Do you know any condition in order to claim that $(A^TA)$ is invertible or the equation $AX=B$ has just one solution?
If $m < n$ then $A^TA$ will always be uninvertible. The reason is since $A$ was a map from $\Bbb{R}^n$ to $\Bbb{R}^m$ (in this case, a higher dimensional space to a lower dimensional one) we are guaranteed that there will be a nontrivial null space (in fact, $\dim \ker A \geq n-m)$. Even though $A^T$ is a map back to $\Bbb{R}^n$ from $\Bbb{R}^m$, we will not retrieve those lost dimensions due to linearity since if $v\in\ker A$
$$A^TAv = A^T 0 = 0$$
Another way of phrasing this is that if $m<n$, then $A^TA$ is guaranteed to have an eigenvalue of $0$.
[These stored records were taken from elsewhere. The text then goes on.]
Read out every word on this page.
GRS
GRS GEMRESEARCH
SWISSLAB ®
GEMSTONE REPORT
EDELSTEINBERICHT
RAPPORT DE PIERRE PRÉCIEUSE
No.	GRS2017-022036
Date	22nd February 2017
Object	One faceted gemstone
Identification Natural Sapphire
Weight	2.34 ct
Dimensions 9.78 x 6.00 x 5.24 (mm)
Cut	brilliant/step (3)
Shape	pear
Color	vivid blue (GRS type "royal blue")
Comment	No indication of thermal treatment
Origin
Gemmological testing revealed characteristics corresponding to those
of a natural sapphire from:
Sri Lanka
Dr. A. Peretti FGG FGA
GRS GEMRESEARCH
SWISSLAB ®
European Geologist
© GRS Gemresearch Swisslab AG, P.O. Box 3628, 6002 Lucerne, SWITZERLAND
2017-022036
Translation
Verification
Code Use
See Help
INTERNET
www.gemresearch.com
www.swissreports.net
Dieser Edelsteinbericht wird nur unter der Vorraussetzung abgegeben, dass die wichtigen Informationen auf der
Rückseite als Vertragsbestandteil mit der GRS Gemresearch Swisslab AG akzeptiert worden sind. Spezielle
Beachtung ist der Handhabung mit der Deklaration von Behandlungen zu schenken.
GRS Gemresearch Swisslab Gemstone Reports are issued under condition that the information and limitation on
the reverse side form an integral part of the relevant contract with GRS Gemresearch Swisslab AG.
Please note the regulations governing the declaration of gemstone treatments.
For the reverse case when $m > n$, $A$ has a chance to, but not guaranteed to, be invertible. What we require in this case is for $A$ to be full rank, or $\dim \text{range }A = n $. If you are familiar with singular values, this is exactly the condition needed to guarantee that all singular values are nonzero.